Here we go. My transport awaits and takes me through a labyrinth of secret hallways to OR #19. They assist me from the gurney to the OR table, and introduce me to everyone in the room who will be helping for the mastectomy. No, I don't remember ANY of their names!
Somewhere behind my head, Dr. Dude appears. He asks me what dream I've picked out. I said, "A Viking Riverboat cruise!" "Where are you going?" "The Grand European tour." "Great! Bon voyage! Have a great cruise!" And that's the last thing I heard ...
Until I awoke to a nurse asking me my pain level. I'm groaning. I'm crying (not afraid to admit it). And I am shaking like a 9 on the Richter scale. At one point I was sure I was having a seizure. I could not stop quaking. "Your pain level?" "Maybe 6-7. And my face is itching!" "Okay, I'll give you something." wait...wait...wait... "How about now?" Crying ... 6-7. "Okay, morphine it is." I think I quit shaking after that, and at some point my next chariot came to transport me to an overnight room.

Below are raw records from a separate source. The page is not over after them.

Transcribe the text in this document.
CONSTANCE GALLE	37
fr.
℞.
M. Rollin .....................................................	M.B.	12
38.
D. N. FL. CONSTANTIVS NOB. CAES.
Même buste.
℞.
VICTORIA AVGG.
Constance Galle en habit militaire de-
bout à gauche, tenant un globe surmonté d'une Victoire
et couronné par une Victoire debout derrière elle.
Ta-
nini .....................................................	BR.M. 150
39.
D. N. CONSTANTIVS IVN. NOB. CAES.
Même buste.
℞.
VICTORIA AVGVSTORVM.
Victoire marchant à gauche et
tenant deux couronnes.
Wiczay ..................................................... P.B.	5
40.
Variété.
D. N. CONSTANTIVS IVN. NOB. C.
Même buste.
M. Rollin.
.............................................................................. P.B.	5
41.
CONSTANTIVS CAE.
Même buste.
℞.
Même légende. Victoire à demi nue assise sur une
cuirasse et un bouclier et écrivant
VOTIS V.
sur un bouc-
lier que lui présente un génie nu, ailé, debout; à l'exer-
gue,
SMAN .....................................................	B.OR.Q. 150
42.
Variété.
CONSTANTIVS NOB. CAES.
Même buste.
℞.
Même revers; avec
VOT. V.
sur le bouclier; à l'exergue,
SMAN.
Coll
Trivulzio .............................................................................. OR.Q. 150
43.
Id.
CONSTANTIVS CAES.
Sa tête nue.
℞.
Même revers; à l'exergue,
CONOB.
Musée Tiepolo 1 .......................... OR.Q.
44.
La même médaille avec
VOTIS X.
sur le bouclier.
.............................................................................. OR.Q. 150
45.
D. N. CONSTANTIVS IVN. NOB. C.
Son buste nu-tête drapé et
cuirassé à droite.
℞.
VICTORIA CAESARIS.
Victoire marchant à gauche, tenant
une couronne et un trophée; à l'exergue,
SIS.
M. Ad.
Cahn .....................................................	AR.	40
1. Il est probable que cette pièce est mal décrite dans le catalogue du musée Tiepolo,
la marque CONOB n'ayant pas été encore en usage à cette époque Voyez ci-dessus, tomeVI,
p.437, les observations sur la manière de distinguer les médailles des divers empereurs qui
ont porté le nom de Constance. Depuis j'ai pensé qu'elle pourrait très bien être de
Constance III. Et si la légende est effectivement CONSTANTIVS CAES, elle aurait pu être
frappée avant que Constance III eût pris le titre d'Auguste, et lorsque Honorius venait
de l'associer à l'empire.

By the time I was coherent, the nurses informed me that I had an allergic reaction to something in the anesthesiology cocktail (thanks a lot, Dr. Dude!)...most likely the Ancef anti-biotic. Who knew? I do now.
But hey, from then on out, pain level was almost nil. The nurses and techs were incredibly helpful. Numbers stabilized. Christian inspirational music piped through my "entertainment system" and I got food! Good food, actually!
My nurse navigator and surgeon visited the day after surgery, walked me through what to expect going forward, including all the goodies that the kind folks at Blue Cross/Blue Shield and the American Cancer Society have available to survivors.
Because that's what I am. A survivor!